Monday, 31 January 2011
You know what your problem is? You get attached, fast.
And once you're attached to someone, you do everything you can to please them
and make them happy. It's never been about what you want,
it's always everyone's needs before your own. You give out too many chances to people,
who quite frankly, do not deserve them. They take advantage of you,
and you become a pushover. But you're okay with that,
because they're in your life and that's all you ever really wanted.
And even if they screw you over, you'll still be there for them. Because that's you,
that who you are. Once you get attached to someone,
they capture your heart and they always have a place there.
And that is why it's so hard for you to let him go.
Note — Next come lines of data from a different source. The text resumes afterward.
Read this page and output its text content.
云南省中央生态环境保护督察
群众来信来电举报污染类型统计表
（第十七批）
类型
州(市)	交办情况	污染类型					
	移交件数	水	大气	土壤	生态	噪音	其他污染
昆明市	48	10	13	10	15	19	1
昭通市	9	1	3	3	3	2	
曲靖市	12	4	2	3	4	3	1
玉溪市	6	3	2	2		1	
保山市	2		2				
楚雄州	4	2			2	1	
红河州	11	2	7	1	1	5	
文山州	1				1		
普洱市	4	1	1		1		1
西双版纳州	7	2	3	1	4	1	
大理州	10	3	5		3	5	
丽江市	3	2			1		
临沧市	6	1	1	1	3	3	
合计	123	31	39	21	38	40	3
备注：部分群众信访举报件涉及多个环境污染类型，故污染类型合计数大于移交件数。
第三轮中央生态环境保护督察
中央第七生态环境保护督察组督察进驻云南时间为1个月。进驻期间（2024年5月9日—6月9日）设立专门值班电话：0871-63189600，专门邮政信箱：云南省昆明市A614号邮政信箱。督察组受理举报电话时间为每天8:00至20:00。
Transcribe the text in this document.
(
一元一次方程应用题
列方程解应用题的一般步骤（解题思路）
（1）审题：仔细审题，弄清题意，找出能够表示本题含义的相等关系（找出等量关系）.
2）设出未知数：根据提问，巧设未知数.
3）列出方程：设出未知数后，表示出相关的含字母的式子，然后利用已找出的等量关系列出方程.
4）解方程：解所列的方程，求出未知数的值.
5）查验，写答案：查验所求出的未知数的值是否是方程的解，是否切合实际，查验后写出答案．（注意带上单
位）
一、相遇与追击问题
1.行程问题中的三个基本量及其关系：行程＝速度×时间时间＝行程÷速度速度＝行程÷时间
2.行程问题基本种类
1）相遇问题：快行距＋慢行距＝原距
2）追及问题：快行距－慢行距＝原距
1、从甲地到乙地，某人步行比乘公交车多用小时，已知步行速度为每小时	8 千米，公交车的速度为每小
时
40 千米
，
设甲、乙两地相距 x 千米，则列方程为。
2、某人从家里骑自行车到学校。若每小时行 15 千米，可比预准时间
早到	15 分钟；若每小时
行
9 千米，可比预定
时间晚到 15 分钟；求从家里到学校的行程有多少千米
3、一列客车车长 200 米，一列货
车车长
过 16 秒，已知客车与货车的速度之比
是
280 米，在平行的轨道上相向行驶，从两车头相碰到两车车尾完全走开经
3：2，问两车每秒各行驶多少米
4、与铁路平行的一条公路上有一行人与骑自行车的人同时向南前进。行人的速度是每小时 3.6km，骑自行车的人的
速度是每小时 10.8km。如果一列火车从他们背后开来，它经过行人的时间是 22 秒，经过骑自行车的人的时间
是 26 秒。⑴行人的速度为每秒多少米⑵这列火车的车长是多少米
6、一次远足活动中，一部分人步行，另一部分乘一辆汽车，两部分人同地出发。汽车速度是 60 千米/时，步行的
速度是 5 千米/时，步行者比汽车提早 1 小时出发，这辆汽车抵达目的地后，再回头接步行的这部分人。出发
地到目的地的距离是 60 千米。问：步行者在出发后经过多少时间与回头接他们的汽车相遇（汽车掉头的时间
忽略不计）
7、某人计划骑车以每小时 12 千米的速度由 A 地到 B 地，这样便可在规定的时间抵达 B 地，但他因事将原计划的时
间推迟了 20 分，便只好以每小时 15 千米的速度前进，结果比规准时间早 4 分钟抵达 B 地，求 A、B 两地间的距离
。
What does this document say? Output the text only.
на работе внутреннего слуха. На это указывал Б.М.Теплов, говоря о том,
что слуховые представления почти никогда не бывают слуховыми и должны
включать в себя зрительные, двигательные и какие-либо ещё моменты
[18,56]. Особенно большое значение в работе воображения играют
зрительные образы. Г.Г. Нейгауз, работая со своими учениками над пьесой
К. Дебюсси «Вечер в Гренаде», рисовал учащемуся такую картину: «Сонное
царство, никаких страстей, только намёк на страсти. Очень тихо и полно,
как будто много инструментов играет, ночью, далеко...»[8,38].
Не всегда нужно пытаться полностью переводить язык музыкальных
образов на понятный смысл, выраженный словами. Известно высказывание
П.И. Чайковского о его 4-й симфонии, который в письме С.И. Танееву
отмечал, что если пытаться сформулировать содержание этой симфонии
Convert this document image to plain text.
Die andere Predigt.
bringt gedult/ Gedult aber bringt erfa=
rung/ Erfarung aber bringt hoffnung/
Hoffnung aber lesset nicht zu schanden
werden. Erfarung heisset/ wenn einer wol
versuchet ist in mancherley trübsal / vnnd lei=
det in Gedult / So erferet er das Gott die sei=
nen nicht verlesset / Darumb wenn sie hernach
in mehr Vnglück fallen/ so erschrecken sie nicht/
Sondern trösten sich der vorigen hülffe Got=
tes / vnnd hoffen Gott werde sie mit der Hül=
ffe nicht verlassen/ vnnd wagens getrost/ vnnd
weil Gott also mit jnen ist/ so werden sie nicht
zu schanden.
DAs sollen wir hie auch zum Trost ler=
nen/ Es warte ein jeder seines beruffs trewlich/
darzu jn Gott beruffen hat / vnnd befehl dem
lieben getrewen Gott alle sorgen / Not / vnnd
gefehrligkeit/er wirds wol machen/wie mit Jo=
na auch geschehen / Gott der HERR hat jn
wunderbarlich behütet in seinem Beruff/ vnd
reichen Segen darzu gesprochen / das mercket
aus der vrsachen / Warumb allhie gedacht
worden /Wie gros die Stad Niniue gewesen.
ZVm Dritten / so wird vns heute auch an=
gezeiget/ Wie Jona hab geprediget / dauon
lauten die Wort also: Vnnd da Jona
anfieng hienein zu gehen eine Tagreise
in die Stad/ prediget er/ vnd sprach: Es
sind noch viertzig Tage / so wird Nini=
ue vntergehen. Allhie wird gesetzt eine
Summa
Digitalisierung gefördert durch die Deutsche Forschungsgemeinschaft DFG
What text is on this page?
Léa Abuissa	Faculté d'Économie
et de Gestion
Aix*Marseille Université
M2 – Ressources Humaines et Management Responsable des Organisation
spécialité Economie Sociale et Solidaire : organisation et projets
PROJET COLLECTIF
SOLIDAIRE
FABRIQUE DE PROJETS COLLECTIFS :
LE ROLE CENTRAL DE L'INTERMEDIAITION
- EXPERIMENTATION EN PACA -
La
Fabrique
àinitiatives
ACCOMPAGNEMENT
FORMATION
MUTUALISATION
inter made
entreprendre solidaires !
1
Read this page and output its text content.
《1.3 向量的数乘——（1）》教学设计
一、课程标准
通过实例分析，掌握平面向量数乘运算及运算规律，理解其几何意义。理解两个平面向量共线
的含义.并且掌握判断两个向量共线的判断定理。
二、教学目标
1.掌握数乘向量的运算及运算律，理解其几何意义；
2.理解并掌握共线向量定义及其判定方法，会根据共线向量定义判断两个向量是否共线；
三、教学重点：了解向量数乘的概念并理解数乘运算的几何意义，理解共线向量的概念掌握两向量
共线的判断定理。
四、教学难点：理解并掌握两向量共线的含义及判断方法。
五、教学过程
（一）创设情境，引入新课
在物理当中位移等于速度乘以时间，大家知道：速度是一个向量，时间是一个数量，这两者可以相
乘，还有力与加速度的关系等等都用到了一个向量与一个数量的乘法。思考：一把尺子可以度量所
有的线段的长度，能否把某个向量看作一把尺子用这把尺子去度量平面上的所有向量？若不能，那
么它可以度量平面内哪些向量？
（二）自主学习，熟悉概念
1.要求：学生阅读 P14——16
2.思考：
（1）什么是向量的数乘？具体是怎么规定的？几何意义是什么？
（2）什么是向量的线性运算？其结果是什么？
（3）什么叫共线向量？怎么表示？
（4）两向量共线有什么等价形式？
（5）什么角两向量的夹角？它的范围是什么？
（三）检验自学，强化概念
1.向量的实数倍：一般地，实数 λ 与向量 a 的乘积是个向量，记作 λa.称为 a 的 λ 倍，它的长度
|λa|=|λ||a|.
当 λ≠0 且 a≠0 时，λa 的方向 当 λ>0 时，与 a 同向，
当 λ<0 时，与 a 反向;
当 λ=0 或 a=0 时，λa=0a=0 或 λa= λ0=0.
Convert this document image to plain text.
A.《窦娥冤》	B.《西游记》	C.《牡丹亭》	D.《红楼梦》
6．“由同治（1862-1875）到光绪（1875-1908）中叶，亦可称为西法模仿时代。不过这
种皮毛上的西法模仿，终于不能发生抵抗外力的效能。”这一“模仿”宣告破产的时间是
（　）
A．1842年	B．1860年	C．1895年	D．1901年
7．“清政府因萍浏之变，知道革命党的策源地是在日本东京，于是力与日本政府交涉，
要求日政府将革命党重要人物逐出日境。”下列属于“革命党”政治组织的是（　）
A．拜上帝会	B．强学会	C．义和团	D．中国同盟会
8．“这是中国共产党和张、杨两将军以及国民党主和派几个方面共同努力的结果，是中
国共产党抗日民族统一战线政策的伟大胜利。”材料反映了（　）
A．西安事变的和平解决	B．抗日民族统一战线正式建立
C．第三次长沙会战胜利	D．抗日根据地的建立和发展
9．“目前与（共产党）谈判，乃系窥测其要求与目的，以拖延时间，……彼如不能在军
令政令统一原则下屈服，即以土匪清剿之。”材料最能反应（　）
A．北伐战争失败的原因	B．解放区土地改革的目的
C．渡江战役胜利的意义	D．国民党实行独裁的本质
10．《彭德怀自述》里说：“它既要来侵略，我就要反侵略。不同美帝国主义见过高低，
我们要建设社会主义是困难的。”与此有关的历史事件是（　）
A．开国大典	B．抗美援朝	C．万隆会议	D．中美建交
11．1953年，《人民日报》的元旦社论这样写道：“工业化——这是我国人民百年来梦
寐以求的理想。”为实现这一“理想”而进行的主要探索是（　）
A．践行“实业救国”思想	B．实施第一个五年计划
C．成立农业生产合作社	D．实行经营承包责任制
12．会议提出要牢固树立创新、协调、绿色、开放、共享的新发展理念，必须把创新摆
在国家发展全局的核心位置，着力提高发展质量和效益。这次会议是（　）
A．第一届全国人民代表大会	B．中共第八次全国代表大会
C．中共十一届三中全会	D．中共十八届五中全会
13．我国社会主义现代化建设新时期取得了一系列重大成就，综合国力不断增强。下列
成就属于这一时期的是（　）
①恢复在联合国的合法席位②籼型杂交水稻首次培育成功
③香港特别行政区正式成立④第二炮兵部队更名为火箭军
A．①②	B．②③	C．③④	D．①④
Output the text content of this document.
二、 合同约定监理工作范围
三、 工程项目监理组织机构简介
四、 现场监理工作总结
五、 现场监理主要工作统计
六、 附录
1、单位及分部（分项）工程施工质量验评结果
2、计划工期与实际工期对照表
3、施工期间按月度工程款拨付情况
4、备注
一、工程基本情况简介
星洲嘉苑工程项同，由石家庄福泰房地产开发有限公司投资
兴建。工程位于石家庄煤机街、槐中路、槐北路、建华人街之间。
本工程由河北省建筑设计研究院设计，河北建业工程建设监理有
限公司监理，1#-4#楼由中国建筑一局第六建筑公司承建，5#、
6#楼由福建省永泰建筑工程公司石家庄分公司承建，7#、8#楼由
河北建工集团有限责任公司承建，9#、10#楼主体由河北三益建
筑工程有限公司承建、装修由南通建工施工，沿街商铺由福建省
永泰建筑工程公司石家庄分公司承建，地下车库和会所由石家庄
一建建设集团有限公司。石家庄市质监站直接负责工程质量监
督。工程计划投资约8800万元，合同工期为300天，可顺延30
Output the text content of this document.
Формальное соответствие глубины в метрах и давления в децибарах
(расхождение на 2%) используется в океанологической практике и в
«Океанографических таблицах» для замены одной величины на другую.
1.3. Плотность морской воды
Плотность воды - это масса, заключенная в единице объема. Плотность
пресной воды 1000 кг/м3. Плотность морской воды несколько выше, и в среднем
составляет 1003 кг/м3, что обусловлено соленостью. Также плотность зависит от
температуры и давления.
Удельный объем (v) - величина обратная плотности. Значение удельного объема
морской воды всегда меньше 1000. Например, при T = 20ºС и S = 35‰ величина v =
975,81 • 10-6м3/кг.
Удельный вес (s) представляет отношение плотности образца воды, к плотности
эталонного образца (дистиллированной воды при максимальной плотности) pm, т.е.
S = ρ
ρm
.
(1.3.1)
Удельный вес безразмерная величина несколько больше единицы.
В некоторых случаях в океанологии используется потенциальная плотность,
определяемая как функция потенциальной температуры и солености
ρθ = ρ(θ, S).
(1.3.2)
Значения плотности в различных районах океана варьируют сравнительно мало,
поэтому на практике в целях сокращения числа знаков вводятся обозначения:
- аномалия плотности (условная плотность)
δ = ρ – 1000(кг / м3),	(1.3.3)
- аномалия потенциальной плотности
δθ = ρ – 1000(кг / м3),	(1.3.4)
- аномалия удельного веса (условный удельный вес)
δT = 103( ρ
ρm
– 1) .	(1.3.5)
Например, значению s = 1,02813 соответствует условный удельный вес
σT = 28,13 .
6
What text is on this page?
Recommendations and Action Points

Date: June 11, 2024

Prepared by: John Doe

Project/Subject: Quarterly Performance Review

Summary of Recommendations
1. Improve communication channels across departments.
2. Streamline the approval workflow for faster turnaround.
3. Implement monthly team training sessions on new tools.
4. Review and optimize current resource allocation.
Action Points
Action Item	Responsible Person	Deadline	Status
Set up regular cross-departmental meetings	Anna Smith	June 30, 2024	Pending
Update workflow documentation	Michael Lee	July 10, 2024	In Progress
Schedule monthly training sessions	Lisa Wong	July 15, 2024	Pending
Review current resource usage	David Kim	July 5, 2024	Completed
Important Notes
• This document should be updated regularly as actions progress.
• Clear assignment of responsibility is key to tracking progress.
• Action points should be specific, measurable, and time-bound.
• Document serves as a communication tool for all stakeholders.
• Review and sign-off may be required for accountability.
Now, it's back to the way we started.
Sometimes late at night I think about all the things that have been,
all the things that haven’t been and all the things yet to be.
If my heart could explode into a billion tiny pieces and
scatter themselves all over the world. If I could live on sunlight and
the city sounds and fall asleep in those thousands of lighted windows.
I wonder if this world will ever make sense to me,
if I will ever truly understand anything… and
if there’s really anything to understand at all.
Warning: I have the tendency to push people away
in order to test who really cares. I've figured out that
this is a terrible habit because i rarely find anyone who
actually cares enough to come after me or fight for me
or something. And those who actually do care
can only deal with so much of my shit.